Paper billing is an issue that’s only come up in the last five years or so. It’s becoming increasingly common for companies to offer customers paper billing for a small fee under the guise of being more environmentally friendly. However, with more and more companies are defaulting to electronic billing and charging the customers that insist on a hard copy of their bills, there exists a clear need for some kind of regulation of these practices.
The problem is that the practice of charging for paper billing varies from company to company, and there is no policy in place to regulate pricing, which means Canadians are paying a ton of money every year just to receive a paper copy of their bills. The Public Interest Advocacy Centre has called for the elimination of paper billing after a recent report revealed that Canadians are paying between between $495 and $734 million annually in fees for paper billing relating to banking, phone, TV, home internet, and wireless services.
The report estimates that Canadians without internet access or access to a computer are paying between $77 million and $102 million on paper billing fees every year. That figure is just for those that aren’t actually able to receive electronic billing. PIAC goes on to say that if you assume 1 in 10 Canadians with internet access choose paper billing anyway, this estimate jumps to between $215 million and $312 million annually. Similarly, if you bump that number to 3 in 10 Canadians, the figure is estimated at between $495 million and $734 million. That is an astronomical amount of money when you consider all businesses were providing paper billing for free until pretty recently.
PIAC also talked to consumers about paper billing and their feelings on companies charging extra for hard copies of their monthly bills. Not only do the majority of those surveyed disapprove of charging for paper billing (74%) an even larger number (83%) felt sending out paper bills in the mail was part of the company’s cost of doing business. A total of 71 percent of people approved of the idea of giving a discount to those that choose electronic billing.
The report comes just after the CRTC’s announcement of a pro-consumer initiative that challenges the communications industry to come up with an approach to paper billing that is both clear and predictable. CRTC chairman Jean-Pierre Blais said the regulatory body is concerned Canadians don’t have a reasonable choice when it comes to paper billing.

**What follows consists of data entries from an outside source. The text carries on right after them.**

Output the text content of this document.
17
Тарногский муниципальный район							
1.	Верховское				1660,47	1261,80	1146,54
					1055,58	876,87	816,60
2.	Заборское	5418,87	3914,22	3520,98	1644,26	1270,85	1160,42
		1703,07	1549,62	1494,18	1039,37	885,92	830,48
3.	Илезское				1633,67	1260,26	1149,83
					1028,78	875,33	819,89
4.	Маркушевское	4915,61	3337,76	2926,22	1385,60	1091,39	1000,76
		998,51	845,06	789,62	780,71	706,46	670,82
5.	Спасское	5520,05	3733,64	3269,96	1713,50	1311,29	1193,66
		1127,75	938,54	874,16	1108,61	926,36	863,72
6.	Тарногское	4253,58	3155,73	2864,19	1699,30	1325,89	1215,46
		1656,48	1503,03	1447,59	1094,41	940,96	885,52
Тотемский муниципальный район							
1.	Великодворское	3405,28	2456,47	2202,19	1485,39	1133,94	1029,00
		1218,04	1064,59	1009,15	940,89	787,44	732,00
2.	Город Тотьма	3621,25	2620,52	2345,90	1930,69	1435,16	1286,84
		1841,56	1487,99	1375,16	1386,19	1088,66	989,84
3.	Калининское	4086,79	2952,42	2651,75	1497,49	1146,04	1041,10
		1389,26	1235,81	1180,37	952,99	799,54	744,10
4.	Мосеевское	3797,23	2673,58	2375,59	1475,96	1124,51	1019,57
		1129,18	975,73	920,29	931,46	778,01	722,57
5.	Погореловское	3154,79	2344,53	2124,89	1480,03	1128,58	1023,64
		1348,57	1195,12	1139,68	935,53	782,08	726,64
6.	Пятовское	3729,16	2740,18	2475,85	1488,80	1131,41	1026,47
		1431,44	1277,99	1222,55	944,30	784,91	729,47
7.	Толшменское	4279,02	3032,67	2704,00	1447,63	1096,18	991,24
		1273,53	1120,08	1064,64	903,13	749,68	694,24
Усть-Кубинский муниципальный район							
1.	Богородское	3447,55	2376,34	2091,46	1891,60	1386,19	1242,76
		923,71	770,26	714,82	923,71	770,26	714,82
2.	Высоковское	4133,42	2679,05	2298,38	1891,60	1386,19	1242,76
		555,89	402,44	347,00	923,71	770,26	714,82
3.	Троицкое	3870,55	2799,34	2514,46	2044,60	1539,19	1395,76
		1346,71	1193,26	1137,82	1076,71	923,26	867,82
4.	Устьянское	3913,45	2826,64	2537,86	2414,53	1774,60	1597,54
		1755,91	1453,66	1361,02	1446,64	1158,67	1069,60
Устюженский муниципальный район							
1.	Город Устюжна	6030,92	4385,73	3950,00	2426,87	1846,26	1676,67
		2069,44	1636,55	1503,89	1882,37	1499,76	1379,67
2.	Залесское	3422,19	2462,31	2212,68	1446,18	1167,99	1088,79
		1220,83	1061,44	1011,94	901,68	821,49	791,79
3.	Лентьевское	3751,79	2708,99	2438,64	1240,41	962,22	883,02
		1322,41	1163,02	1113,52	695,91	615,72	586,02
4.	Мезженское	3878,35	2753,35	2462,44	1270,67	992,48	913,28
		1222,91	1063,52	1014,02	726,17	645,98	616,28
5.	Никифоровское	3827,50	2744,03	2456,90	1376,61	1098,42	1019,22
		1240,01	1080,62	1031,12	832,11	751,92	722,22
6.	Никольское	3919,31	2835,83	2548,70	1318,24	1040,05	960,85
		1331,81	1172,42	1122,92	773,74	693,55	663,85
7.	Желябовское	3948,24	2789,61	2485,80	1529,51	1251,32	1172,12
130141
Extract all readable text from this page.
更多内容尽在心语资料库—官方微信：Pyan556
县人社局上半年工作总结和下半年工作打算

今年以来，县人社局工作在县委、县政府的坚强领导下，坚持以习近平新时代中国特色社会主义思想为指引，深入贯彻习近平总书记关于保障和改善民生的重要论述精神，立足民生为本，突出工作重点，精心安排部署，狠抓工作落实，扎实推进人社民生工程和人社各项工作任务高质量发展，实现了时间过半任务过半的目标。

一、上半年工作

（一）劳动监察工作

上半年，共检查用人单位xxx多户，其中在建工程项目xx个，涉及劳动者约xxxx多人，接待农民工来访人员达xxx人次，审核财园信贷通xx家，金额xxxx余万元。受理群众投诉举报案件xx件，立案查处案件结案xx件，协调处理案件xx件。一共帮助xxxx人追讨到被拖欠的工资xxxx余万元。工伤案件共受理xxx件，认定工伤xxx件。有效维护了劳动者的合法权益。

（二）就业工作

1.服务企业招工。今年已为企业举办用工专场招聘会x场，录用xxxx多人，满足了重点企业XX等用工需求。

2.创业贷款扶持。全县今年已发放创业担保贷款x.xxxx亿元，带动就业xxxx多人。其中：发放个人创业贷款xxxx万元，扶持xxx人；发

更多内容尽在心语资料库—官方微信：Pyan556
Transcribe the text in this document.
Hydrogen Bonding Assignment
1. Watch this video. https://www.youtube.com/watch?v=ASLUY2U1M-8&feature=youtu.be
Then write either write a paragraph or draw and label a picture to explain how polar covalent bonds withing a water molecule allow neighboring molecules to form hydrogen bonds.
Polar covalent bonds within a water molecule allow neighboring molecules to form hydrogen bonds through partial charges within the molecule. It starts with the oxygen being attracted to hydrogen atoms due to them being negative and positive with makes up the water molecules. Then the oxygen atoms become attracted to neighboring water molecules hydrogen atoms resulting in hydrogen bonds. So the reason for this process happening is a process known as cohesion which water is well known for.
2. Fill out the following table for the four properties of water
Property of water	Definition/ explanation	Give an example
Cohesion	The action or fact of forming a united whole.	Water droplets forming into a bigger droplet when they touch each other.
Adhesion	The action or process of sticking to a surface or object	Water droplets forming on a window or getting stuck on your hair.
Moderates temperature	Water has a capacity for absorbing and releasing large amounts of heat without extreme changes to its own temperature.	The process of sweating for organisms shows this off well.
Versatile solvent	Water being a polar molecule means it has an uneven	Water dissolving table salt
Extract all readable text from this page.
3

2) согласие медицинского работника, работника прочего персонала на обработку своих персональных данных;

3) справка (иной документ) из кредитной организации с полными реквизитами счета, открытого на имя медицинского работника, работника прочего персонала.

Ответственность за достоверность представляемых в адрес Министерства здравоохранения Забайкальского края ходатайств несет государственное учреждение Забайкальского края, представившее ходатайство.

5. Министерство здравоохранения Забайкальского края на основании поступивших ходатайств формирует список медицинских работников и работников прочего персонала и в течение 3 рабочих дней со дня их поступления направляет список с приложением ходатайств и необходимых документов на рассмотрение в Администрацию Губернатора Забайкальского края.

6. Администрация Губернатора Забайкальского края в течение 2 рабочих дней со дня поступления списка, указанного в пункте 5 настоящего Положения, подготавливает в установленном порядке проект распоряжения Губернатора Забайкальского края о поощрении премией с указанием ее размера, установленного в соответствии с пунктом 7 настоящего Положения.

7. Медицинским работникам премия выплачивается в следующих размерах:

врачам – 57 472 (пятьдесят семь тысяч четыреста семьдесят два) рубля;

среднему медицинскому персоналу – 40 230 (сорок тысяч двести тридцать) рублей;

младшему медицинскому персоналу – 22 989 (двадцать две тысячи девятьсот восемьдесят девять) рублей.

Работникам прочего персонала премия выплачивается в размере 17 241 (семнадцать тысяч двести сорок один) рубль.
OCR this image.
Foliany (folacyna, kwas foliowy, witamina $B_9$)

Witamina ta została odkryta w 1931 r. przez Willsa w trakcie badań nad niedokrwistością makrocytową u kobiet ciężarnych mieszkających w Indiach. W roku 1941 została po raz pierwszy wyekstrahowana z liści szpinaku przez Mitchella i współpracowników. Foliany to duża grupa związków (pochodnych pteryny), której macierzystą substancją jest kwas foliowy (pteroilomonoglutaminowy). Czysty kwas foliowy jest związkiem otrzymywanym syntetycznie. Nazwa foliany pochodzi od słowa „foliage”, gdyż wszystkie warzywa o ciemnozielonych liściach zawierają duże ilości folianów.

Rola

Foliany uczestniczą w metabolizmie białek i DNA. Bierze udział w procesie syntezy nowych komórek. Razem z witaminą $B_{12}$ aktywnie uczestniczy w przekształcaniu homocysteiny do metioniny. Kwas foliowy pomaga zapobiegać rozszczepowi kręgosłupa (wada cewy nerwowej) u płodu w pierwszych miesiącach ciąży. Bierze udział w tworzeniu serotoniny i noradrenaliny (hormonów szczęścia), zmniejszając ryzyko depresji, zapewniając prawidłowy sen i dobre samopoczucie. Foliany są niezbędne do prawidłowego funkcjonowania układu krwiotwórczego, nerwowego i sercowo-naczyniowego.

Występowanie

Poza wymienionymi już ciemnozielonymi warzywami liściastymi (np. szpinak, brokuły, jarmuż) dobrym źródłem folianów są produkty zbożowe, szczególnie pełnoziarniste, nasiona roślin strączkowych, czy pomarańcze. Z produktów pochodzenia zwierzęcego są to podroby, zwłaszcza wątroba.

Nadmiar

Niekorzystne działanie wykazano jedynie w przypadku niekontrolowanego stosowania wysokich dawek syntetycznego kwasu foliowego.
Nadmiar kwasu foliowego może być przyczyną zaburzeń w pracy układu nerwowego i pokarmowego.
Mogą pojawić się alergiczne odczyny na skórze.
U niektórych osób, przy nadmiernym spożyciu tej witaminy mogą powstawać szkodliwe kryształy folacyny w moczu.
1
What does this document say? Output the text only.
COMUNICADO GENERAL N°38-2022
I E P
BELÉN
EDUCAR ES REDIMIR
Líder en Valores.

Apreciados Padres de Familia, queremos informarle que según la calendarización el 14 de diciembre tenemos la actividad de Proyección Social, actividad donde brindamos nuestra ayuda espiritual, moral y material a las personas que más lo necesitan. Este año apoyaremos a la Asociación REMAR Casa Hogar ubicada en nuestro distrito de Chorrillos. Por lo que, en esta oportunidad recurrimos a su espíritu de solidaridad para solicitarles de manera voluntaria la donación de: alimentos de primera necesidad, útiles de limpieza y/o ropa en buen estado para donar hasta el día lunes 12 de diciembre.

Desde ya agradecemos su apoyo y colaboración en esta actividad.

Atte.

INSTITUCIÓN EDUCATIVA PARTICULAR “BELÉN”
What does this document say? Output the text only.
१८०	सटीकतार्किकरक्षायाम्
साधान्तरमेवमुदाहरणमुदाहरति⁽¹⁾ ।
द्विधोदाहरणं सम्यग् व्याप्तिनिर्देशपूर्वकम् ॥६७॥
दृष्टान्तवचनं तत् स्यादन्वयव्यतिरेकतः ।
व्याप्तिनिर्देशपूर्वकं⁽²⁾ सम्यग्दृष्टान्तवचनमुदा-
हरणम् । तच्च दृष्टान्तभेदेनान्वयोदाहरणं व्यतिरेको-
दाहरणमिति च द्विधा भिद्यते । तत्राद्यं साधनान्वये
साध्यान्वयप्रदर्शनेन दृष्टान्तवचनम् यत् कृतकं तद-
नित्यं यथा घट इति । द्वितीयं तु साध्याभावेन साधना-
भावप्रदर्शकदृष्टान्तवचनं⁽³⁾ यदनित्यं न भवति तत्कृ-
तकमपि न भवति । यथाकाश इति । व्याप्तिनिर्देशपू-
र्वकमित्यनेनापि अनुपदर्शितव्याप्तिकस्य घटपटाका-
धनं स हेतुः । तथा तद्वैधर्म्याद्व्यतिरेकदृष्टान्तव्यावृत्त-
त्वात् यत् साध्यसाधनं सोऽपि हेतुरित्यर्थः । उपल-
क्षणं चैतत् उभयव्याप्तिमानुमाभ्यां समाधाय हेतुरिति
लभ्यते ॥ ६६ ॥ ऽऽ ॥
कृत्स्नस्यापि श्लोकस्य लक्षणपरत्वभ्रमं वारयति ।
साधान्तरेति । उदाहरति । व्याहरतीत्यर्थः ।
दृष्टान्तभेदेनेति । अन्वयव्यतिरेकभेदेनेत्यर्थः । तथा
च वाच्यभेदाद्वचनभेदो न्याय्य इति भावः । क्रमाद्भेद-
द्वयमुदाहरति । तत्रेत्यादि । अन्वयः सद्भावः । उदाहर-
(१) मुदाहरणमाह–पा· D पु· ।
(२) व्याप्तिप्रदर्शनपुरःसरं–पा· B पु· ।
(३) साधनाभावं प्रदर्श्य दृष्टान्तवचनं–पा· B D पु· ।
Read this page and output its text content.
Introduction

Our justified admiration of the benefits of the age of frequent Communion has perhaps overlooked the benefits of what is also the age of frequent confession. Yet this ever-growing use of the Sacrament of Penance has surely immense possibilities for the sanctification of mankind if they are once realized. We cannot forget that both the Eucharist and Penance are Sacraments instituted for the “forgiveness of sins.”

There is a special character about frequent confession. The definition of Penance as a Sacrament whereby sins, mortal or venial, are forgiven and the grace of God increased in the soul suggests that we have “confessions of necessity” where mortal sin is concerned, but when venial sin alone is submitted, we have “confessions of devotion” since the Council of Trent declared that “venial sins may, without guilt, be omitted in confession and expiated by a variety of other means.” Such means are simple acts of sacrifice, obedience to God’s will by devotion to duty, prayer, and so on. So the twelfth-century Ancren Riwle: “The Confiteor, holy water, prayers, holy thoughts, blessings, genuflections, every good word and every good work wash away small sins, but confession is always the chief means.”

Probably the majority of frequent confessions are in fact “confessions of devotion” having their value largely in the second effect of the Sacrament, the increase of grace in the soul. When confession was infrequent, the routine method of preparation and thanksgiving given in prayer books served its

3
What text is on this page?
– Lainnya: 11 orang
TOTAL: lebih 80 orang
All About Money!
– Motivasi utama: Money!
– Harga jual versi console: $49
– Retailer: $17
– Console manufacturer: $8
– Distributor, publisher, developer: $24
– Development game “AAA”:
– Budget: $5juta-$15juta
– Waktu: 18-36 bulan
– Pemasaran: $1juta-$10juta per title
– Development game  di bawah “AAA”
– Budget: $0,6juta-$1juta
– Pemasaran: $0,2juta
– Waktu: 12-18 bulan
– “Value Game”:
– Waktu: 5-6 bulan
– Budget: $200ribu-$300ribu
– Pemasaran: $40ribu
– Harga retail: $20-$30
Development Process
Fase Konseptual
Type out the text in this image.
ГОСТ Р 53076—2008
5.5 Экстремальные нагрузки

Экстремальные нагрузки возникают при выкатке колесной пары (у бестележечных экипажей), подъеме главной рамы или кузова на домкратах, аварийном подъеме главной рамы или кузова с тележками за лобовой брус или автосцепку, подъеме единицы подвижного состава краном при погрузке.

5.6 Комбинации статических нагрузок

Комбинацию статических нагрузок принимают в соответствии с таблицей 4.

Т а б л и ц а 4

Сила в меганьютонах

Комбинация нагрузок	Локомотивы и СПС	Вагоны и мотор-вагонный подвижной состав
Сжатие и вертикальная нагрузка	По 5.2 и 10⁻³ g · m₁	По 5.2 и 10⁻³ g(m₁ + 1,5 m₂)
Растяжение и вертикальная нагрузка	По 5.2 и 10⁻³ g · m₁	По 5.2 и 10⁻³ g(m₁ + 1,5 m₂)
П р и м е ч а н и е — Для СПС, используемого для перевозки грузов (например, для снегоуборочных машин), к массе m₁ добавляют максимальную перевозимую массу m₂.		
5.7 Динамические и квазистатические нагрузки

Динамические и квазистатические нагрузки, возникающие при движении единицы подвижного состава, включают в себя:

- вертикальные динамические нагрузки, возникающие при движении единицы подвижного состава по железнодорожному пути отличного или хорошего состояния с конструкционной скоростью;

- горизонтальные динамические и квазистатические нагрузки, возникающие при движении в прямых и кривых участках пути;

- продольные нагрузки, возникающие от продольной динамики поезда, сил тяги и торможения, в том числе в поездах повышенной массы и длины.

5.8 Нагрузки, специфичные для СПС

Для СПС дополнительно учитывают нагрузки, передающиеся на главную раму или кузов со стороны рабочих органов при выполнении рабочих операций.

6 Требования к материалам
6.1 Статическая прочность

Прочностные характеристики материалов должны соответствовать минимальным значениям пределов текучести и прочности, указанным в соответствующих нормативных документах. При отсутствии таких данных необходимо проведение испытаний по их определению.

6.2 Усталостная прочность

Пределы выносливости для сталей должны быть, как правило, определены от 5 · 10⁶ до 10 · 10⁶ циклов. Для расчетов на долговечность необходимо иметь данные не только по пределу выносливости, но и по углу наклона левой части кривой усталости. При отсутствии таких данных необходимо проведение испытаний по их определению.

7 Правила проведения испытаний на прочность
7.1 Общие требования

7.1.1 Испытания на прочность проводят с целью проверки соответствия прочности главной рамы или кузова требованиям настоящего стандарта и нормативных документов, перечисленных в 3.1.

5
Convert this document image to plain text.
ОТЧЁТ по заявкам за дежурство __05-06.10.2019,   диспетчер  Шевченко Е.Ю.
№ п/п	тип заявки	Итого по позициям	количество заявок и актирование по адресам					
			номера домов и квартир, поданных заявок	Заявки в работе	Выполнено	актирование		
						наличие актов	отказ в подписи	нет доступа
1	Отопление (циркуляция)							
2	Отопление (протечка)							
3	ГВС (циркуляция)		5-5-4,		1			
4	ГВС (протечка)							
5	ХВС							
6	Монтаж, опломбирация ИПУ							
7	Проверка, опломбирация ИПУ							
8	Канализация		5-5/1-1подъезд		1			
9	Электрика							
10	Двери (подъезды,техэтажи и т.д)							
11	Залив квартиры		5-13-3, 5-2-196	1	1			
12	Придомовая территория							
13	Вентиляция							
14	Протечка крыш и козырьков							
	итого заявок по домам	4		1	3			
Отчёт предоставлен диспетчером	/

Change could be on the horizon, though. The PIAC study notes that the Canadian government has, on two occasions, stated its intention to end paper bill fees, once in October 2013, and again in February 2014. During Budget 2014, the Minister of Finance committed the government to prohibiting the practice of charging consumers for paper bills. As it stands, the cost of paper billing ranges from $0.99 to $5.95 depending on the company.